Created on 04-21-2022 01:21 PM - edited 04-21-2022 01:24 PM
Is there a limit to the size of an array that can be copied using INSERT INTO SELECT FROM?
I have several source Hive EXTERNAL tables, stored as ORC files, that have ARRAY<DOUBLE> columns. One such table has an array with up to 8192 values. Another table has an array with exactly 1024 values in all rows.
SELECTing from either table gives the expected results.
INSERT INTO another_table SELECT FROM source_table succeeds for the table with 1024 values, and fails with an "ArrayIndexOutOfBoundsException: 1024" for the table that has up to 8192 values in some rows.
I'm on HDP 3.1.4.0-315 with HIVE 3.1.0
Stack track snippet:
Caused by: java.lang.ArrayIndexOutOfBoundsException: 1024
at org.apache.hadoop.hive.ql.exec.vector.VectorDeserializeRow.storePrimitiveRowColumn(VectorDeserializeRow.java:568)
at org.apache.hadoop.hive.ql.exec.vector.VectorDeserializeRow.storeComplexFieldRowColumn(VectorDeserializeRow.java:778)
at org.apache.hadoop.hive.ql.exec.vector.VectorDeserializeRow.storeListRowColumn(VectorDeserializeRow.java:822)

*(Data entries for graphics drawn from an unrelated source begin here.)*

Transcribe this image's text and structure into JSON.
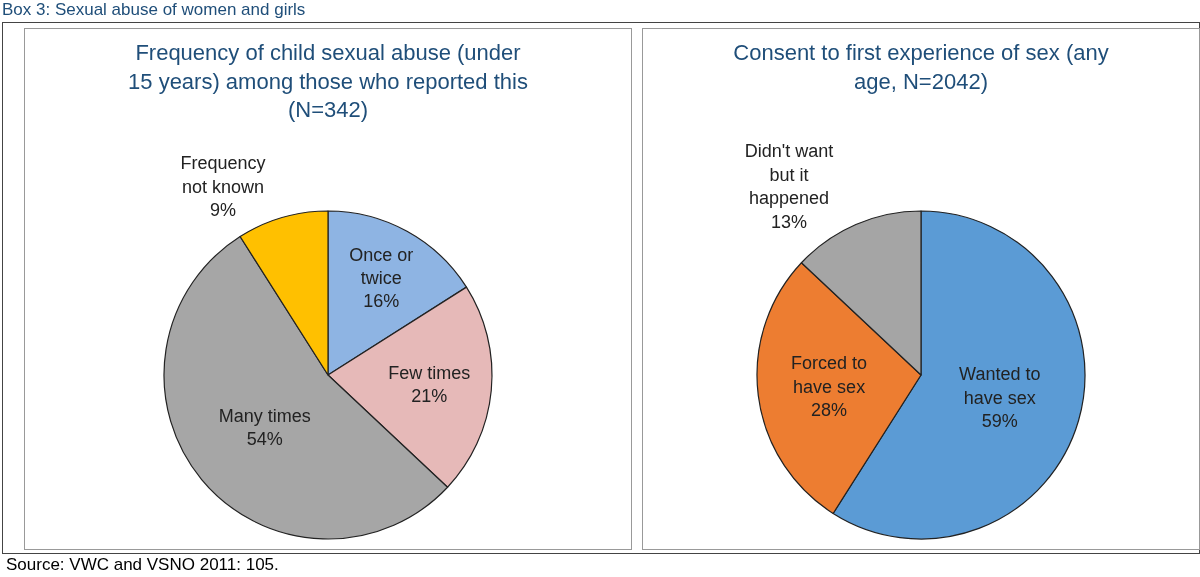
{
  "chart_data": [
    {
      "type": "pie",
      "title": "Frequency of child sexual abuse (under 15 years) among those who reported this (N=342)",
      "annotations": [
        "Box 3: Sexual abuse of women and girls",
        "Source: VWC and VSNO 2011: 105."
      ],
      "categories": [
        "Once or twice",
        "Few times",
        "Many times",
        "Frequency not known"
      ],
      "values": [
        16,
        21,
        54,
        9
      ],
      "value_labels": [
        "16%",
        "21%",
        "54%",
        "9%"
      ],
      "colors": [
        "#8eb4e3",
        "#e6b9b8",
        "#a6a6a6",
        "#ffc000"
      ]
    },
    {
      "type": "pie",
      "title": "Consent to first experience of sex (any age, N=2042)",
      "categories": [
        "Wanted to have sex",
        "Forced to have sex",
        "Didn't want but it happened"
      ],
      "values": [
        59,
        28,
        13
      ],
      "value_labels": [
        "59%",
        "28%",
        "13%"
      ],
      "colors": [
        "#5b9bd5",
        "#ed7d31",
        "#a5a5a5"
      ]
    }
  ]
}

at org.apache.hadoop.hive.ql.exec.vector.VectorDeserializeRow.storeRowColumn(VectorDeserializeRow.java:938)
at org.apache.hadoop.hive.ql.exec.vector.VectorDeserializeRow.deserialize(VectorDeserializeRow.java:1360)
at org.apache.hadoop.hive.ql.exec.tez.ReduceRecordSource.processVectorGroup(ReduceRecordSource.java:480)
... 19 more
Thanks!
Created 04-22-2022 11:31 AM
Created 04-22-2022 11:31 AM
Created 04-25-2022 06:04 AM
That worked! Thanks!
Cloudera suggested a patch to Hive found here: https://issues.apache.org/jira/browse/HIVE-23501
But this is much easier! Thanks again!